Por fín, comprendí lo que Carlos había dicho. Comprendí la importancia del reencuentro con el pasado, con la Historia, con la tradición, el linaje, la familia y... conmigo misma.

Aquella noche fue la más romántica de los últimos diez años de matrimonio vividos con Carlos. Cuando llenos de pasión recorríamos el pasillo hacia el dormitorio, sólo acerté a decirle:

- Carlos, quiero hacer contigo la ruta de los claustros.
- La haremos, amor mío, la haremos.

Luego, con nuestros cuerpos entrelazados, comenzamos a decir alternativamente, de beso en beso: Seo, Alcalá de Henares, Cuenca, Chinchón, Almagro, Guadalupe, Mérida, Trujillo, Ávila, Zamora, León, Santiago....

7 comentarios:

Clea dijo...

Después de tanto tiempo ya puedes reencontrar este relatillo y sacarlo del baúl, sacudirle el polvo y ponerlo en bandeja para servirlo para la cena.
Y lo mejor de todo ...que aunque cueste de masticar, ya nunca se te podrá indigestar.

Besines
PD. Mi opinión: sorpresivo.

+

Fiz dijo...

Detrás de toda historia, siempre hay alguien que se encarga de hilvanarla...

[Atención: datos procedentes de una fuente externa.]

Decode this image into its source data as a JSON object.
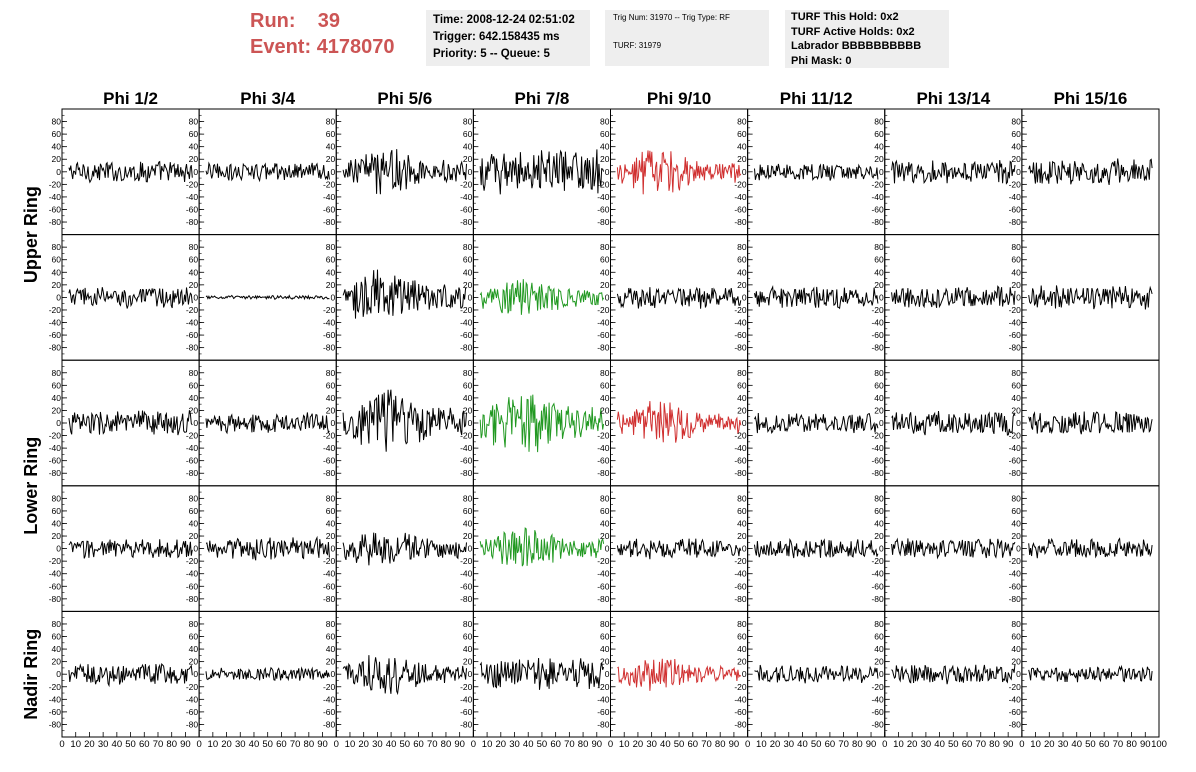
{
  "header": {
    "run_label": "Run:",
    "run_value": "39",
    "event_label": "Event:",
    "event_value": "4178070",
    "time_line": "Time: 2008-12-24 02:51:02",
    "trigger_line": "Trigger: 642.158435 ms",
    "priority_line": "Priority: 5 -- Queue: 5",
    "trig_line": "Trig Num: 31970 -- Trig Type: RF",
    "turf_line": "TURF: 31979",
    "hold_line": "TURF This Hold: 0x2",
    "active_line": "TURF Active Holds: 0x2",
    "labrador_line": "Labrador BBBBBBBBBB",
    "phimask_line": "Phi Mask: 0"
  },
  "colors": {
    "normal": "#000000",
    "red": "#d03030",
    "green": "#229922",
    "title_red": "#cc5555"
  },
  "chart_data": {
    "type": "line",
    "columns": [
      "Phi 1/2",
      "Phi 3/4",
      "Phi 5/6",
      "Phi 7/8",
      "Phi 9/10",
      "Phi 11/12",
      "Phi 13/14",
      "Phi 15/16"
    ],
    "row_groups": [
      "Upper Ring",
      "Lower Ring",
      "Nadir Ring"
    ],
    "rows": 5,
    "ylim": [
      -100,
      100
    ],
    "yticks": [
      80,
      60,
      40,
      20,
      0,
      -20,
      -40,
      -60,
      -80
    ],
    "xlim": [
      0,
      100
    ],
    "xticks": [
      0,
      10,
      20,
      30,
      40,
      50,
      60,
      70,
      80,
      90,
      100
    ],
    "highlights": [
      {
        "row": 0,
        "col": 4,
        "color": "red"
      },
      {
        "row": 1,
        "col": 3,
        "color": "green"
      },
      {
        "row": 2,
        "col": 3,
        "color": "green"
      },
      {
        "row": 2,
        "col": 4,
        "color": "red"
      },
      {
        "row": 3,
        "col": 3,
        "color": "green"
      },
      {
        "row": 4,
        "col": 4,
        "color": "red"
      }
    ],
    "amplitudes": [
      [
        12,
        10,
        20,
        24,
        20,
        9,
        13,
        15
      ],
      [
        12,
        2,
        25,
        18,
        12,
        12,
        12,
        13
      ],
      [
        14,
        11,
        28,
        27,
        18,
        11,
        13,
        13
      ],
      [
        11,
        13,
        17,
        18,
        11,
        11,
        11,
        11
      ],
      [
        12,
        7,
        17,
        17,
        14,
        10,
        11,
        9
      ]
    ]
  }
}
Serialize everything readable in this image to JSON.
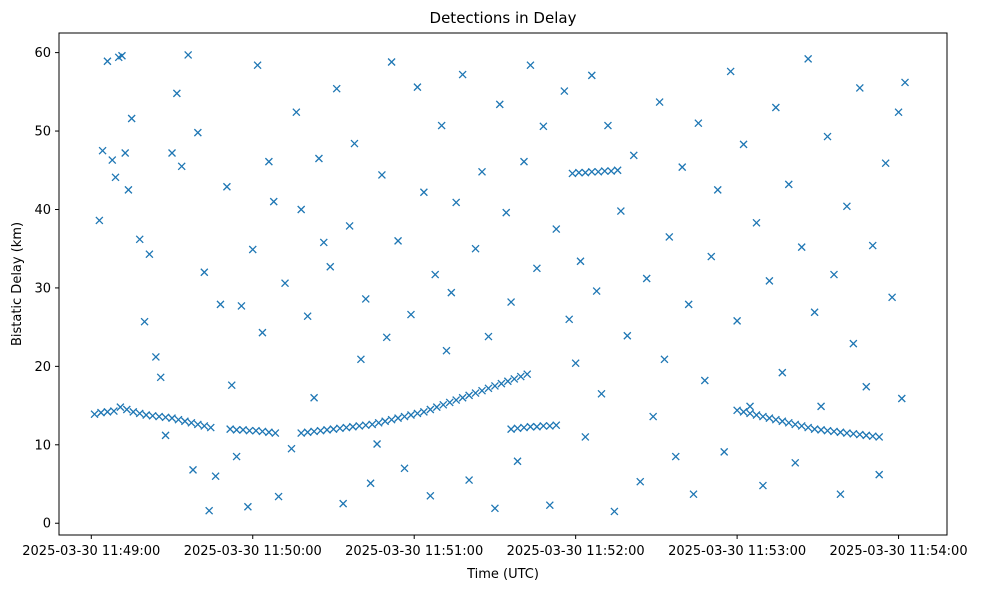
{
  "chart_data": {
    "type": "scatter",
    "title": "Detections in Delay",
    "xlabel": "Time (UTC)",
    "ylabel": "Bistatic Delay (km)",
    "marker": "x",
    "series_color": "#1f77b4",
    "xlim": [
      -0.2,
      5.3
    ],
    "ylim": [
      -1.5,
      62.5
    ],
    "x_unit": "minutes after 2025-03-30 11:49:00",
    "x_ticks": [
      0,
      1,
      2,
      3,
      4,
      5
    ],
    "x_tick_labels": [
      "2025-03-30 11:49:00",
      "2025-03-30 11:50:00",
      "2025-03-30 11:51:00",
      "2025-03-30 11:52:00",
      "2025-03-30 11:53:00",
      "2025-03-30 11:54:00"
    ],
    "y_ticks": [
      0,
      10,
      20,
      30,
      40,
      50,
      60
    ],
    "y_tick_labels": [
      "0",
      "10",
      "20",
      "30",
      "40",
      "50",
      "60"
    ],
    "grid": false,
    "tracks": [
      {
        "name": "track-1",
        "points": [
          [
            0.02,
            13.9
          ],
          [
            0.06,
            14.1
          ],
          [
            0.1,
            14.2
          ],
          [
            0.14,
            14.3
          ],
          [
            0.18,
            14.8
          ],
          [
            0.22,
            14.5
          ],
          [
            0.26,
            14.2
          ],
          [
            0.3,
            14.0
          ],
          [
            0.34,
            13.8
          ],
          [
            0.38,
            13.7
          ],
          [
            0.42,
            13.6
          ],
          [
            0.46,
            13.5
          ],
          [
            0.5,
            13.4
          ],
          [
            0.54,
            13.2
          ],
          [
            0.58,
            13.0
          ],
          [
            0.62,
            12.8
          ],
          [
            0.66,
            12.6
          ],
          [
            0.7,
            12.4
          ],
          [
            0.74,
            12.2
          ]
        ]
      },
      {
        "name": "track-2",
        "points": [
          [
            0.86,
            12.0
          ],
          [
            0.9,
            11.9
          ],
          [
            0.94,
            11.9
          ],
          [
            0.98,
            11.8
          ],
          [
            1.02,
            11.8
          ],
          [
            1.06,
            11.7
          ],
          [
            1.1,
            11.6
          ],
          [
            1.14,
            11.5
          ]
        ]
      },
      {
        "name": "track-3",
        "points": [
          [
            1.3,
            11.5
          ],
          [
            1.34,
            11.6
          ],
          [
            1.38,
            11.7
          ],
          [
            1.42,
            11.8
          ],
          [
            1.46,
            11.9
          ],
          [
            1.5,
            12.0
          ],
          [
            1.54,
            12.1
          ],
          [
            1.58,
            12.2
          ],
          [
            1.62,
            12.3
          ],
          [
            1.66,
            12.4
          ],
          [
            1.7,
            12.5
          ],
          [
            1.74,
            12.6
          ],
          [
            1.78,
            12.8
          ],
          [
            1.82,
            13.0
          ],
          [
            1.86,
            13.2
          ],
          [
            1.9,
            13.4
          ],
          [
            1.94,
            13.6
          ],
          [
            1.98,
            13.8
          ],
          [
            2.02,
            14.0
          ],
          [
            2.06,
            14.2
          ],
          [
            2.1,
            14.5
          ],
          [
            2.14,
            14.8
          ],
          [
            2.18,
            15.1
          ],
          [
            2.22,
            15.4
          ],
          [
            2.26,
            15.7
          ],
          [
            2.3,
            16.0
          ],
          [
            2.34,
            16.3
          ],
          [
            2.38,
            16.6
          ],
          [
            2.42,
            16.9
          ],
          [
            2.46,
            17.2
          ],
          [
            2.5,
            17.5
          ],
          [
            2.54,
            17.8
          ],
          [
            2.58,
            18.1
          ],
          [
            2.62,
            18.4
          ],
          [
            2.66,
            18.7
          ],
          [
            2.7,
            19.0
          ]
        ]
      },
      {
        "name": "track-4",
        "points": [
          [
            2.6,
            12.0
          ],
          [
            2.64,
            12.1
          ],
          [
            2.68,
            12.2
          ],
          [
            2.72,
            12.3
          ],
          [
            2.76,
            12.3
          ],
          [
            2.8,
            12.4
          ],
          [
            2.84,
            12.4
          ],
          [
            2.88,
            12.5
          ]
        ]
      },
      {
        "name": "track-5",
        "points": [
          [
            2.98,
            44.6
          ],
          [
            3.02,
            44.7
          ],
          [
            3.06,
            44.7
          ],
          [
            3.1,
            44.8
          ],
          [
            3.14,
            44.8
          ],
          [
            3.18,
            44.9
          ],
          [
            3.22,
            44.9
          ],
          [
            3.26,
            45.0
          ]
        ]
      },
      {
        "name": "track-6",
        "points": [
          [
            4.0,
            14.4
          ],
          [
            4.04,
            14.2
          ],
          [
            4.08,
            14.0
          ],
          [
            4.12,
            13.8
          ],
          [
            4.16,
            13.6
          ],
          [
            4.2,
            13.4
          ],
          [
            4.24,
            13.2
          ],
          [
            4.28,
            13.0
          ],
          [
            4.32,
            12.8
          ],
          [
            4.36,
            12.6
          ],
          [
            4.4,
            12.4
          ],
          [
            4.44,
            12.2
          ],
          [
            4.48,
            12.0
          ],
          [
            4.52,
            11.9
          ],
          [
            4.56,
            11.8
          ],
          [
            4.6,
            11.7
          ],
          [
            4.64,
            11.6
          ],
          [
            4.68,
            11.5
          ],
          [
            4.72,
            11.4
          ],
          [
            4.76,
            11.3
          ],
          [
            4.8,
            11.2
          ],
          [
            4.84,
            11.1
          ],
          [
            4.88,
            11.0
          ]
        ]
      }
    ],
    "scattered_points": [
      [
        0.05,
        38.6
      ],
      [
        0.07,
        47.5
      ],
      [
        0.1,
        58.9
      ],
      [
        0.13,
        46.3
      ],
      [
        0.15,
        44.1
      ],
      [
        0.17,
        59.4
      ],
      [
        0.19,
        59.6
      ],
      [
        0.21,
        47.2
      ],
      [
        0.23,
        42.5
      ],
      [
        0.25,
        51.6
      ],
      [
        0.3,
        36.2
      ],
      [
        0.33,
        25.7
      ],
      [
        0.36,
        34.3
      ],
      [
        0.4,
        21.2
      ],
      [
        0.43,
        18.6
      ],
      [
        0.46,
        11.2
      ],
      [
        0.5,
        47.2
      ],
      [
        0.53,
        54.8
      ],
      [
        0.56,
        45.5
      ],
      [
        0.6,
        59.7
      ],
      [
        0.63,
        6.8
      ],
      [
        0.66,
        49.8
      ],
      [
        0.7,
        32.0
      ],
      [
        0.73,
        1.6
      ],
      [
        0.77,
        6.0
      ],
      [
        0.8,
        27.9
      ],
      [
        0.84,
        42.9
      ],
      [
        0.87,
        17.6
      ],
      [
        0.9,
        8.5
      ],
      [
        0.93,
        27.7
      ],
      [
        0.97,
        2.1
      ],
      [
        1.0,
        34.9
      ],
      [
        1.03,
        58.4
      ],
      [
        1.06,
        24.3
      ],
      [
        1.1,
        46.1
      ],
      [
        1.13,
        41.0
      ],
      [
        1.16,
        3.4
      ],
      [
        1.2,
        30.6
      ],
      [
        1.24,
        9.5
      ],
      [
        1.27,
        52.4
      ],
      [
        1.3,
        40.0
      ],
      [
        1.34,
        26.4
      ],
      [
        1.38,
        16.0
      ],
      [
        1.41,
        46.5
      ],
      [
        1.44,
        35.8
      ],
      [
        1.48,
        32.7
      ],
      [
        1.52,
        55.4
      ],
      [
        1.56,
        2.5
      ],
      [
        1.6,
        37.9
      ],
      [
        1.63,
        48.4
      ],
      [
        1.67,
        20.9
      ],
      [
        1.7,
        28.6
      ],
      [
        1.73,
        5.1
      ],
      [
        1.77,
        10.1
      ],
      [
        1.8,
        44.4
      ],
      [
        1.83,
        23.7
      ],
      [
        1.86,
        58.8
      ],
      [
        1.9,
        36.0
      ],
      [
        1.94,
        7.0
      ],
      [
        1.98,
        26.6
      ],
      [
        2.02,
        55.6
      ],
      [
        2.06,
        42.2
      ],
      [
        2.1,
        3.5
      ],
      [
        2.13,
        31.7
      ],
      [
        2.17,
        50.7
      ],
      [
        2.2,
        22.0
      ],
      [
        2.23,
        29.4
      ],
      [
        2.26,
        40.9
      ],
      [
        2.3,
        57.2
      ],
      [
        2.34,
        5.5
      ],
      [
        2.38,
        35.0
      ],
      [
        2.42,
        44.8
      ],
      [
        2.46,
        23.8
      ],
      [
        2.5,
        1.9
      ],
      [
        2.53,
        53.4
      ],
      [
        2.57,
        39.6
      ],
      [
        2.6,
        28.2
      ],
      [
        2.64,
        7.9
      ],
      [
        2.68,
        46.1
      ],
      [
        2.72,
        58.4
      ],
      [
        2.76,
        32.5
      ],
      [
        2.8,
        50.6
      ],
      [
        2.84,
        2.3
      ],
      [
        2.88,
        37.5
      ],
      [
        2.93,
        55.1
      ],
      [
        2.96,
        26.0
      ],
      [
        3.0,
        20.4
      ],
      [
        3.03,
        33.4
      ],
      [
        3.06,
        11.0
      ],
      [
        3.1,
        57.1
      ],
      [
        3.13,
        29.6
      ],
      [
        3.16,
        16.5
      ],
      [
        3.2,
        50.7
      ],
      [
        3.24,
        1.5
      ],
      [
        3.28,
        39.8
      ],
      [
        3.32,
        23.9
      ],
      [
        3.36,
        46.9
      ],
      [
        3.4,
        5.3
      ],
      [
        3.44,
        31.2
      ],
      [
        3.48,
        13.6
      ],
      [
        3.52,
        53.7
      ],
      [
        3.55,
        20.9
      ],
      [
        3.58,
        36.5
      ],
      [
        3.62,
        8.5
      ],
      [
        3.66,
        45.4
      ],
      [
        3.7,
        27.9
      ],
      [
        3.73,
        3.7
      ],
      [
        3.76,
        51.0
      ],
      [
        3.8,
        18.2
      ],
      [
        3.84,
        34.0
      ],
      [
        3.88,
        42.5
      ],
      [
        3.92,
        9.1
      ],
      [
        3.96,
        57.6
      ],
      [
        4.0,
        25.8
      ],
      [
        4.04,
        48.3
      ],
      [
        4.08,
        14.9
      ],
      [
        4.12,
        38.3
      ],
      [
        4.16,
        4.8
      ],
      [
        4.2,
        30.9
      ],
      [
        4.24,
        53.0
      ],
      [
        4.28,
        19.2
      ],
      [
        4.32,
        43.2
      ],
      [
        4.36,
        7.7
      ],
      [
        4.4,
        35.2
      ],
      [
        4.44,
        59.2
      ],
      [
        4.48,
        26.9
      ],
      [
        4.52,
        14.9
      ],
      [
        4.56,
        49.3
      ],
      [
        4.6,
        31.7
      ],
      [
        4.64,
        3.7
      ],
      [
        4.68,
        40.4
      ],
      [
        4.72,
        22.9
      ],
      [
        4.76,
        55.5
      ],
      [
        4.8,
        17.4
      ],
      [
        4.84,
        35.4
      ],
      [
        4.88,
        6.2
      ],
      [
        4.92,
        45.9
      ],
      [
        4.96,
        28.8
      ],
      [
        5.0,
        52.4
      ],
      [
        5.02,
        15.9
      ],
      [
        5.04,
        56.2
      ]
    ]
  }
}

Y esta historia es... para dejar "Parado" a cualquiera!

Un abrazo,

JORGE MANRIQUE dijo...

Recuerde el alma dormida,
avive el seso y despierte
contemplando
cómo se pasa la vida,
cómo se viene la muerte
tan callando,
cuán presto se va el placer,
cómo, después de acordado,
da dolor;
cómo, a nuestro parecer,
cualquiera tiempo pasado
fue mejor.

Pues si vemos lo presente
cómo en un punto se es ido
y acabado,
si juzgamos sabiamente,
daremos lo no venido
por pasado.
No se engañe nadie, no,
pensando que ha de durar
lo que espera,
más que duró lo que vio
porque todo ha de pasar
por tal manera.

Alkaest dijo...

Hace ya mucho tiempo, se escribió un libro titulado "Gran Hotel", que luego fue llevado al cine. En el, se contaban las historias de diversos personajes que se iban alojando en el establecimiento.
La idea que yo saqué, entonces, era que los hoteles, léase ahora paradores, solo tienen la importancia que les proporcionan las experiencias, allí vividas, por las personas que ocasionalmente los habitan.
Leyendo este relato de paradores, y al margen de la enjundia que poseen los personajes, o la espesa sustancia de la historia, me ha pasado lo mismo que con aquella película.
Me reafirmo en creer que los hoteles, solo tienen la importancia que tengan las vivencias de sus clientes. El resto es tramoya, más cara, más barata, pero tramoya...

Salud y fraternidad.

Malvís dijo...

Coincido contigo en todo, amigo y maestro. Los lugares y los momentos no son importantes por sí mismos, sino por quien te hace valorarlos y sentirlos como únicos e impereceros.

¿ Conoces el Parador de Jaén o Can Cortada?.

Baruk dijo...

Pues Can Cortada sí, a ver si el parador de Jaén lo podemos conocer en breve, seguro que es un lugar mágico y encantador.

Besines

Anónimo dijo...

Bonita historia, y bonita maenra de contarla.

Solo desd e la pespectiva se puede ver la historia de los sucedido a uno mismo, y ya no parece lo mismo.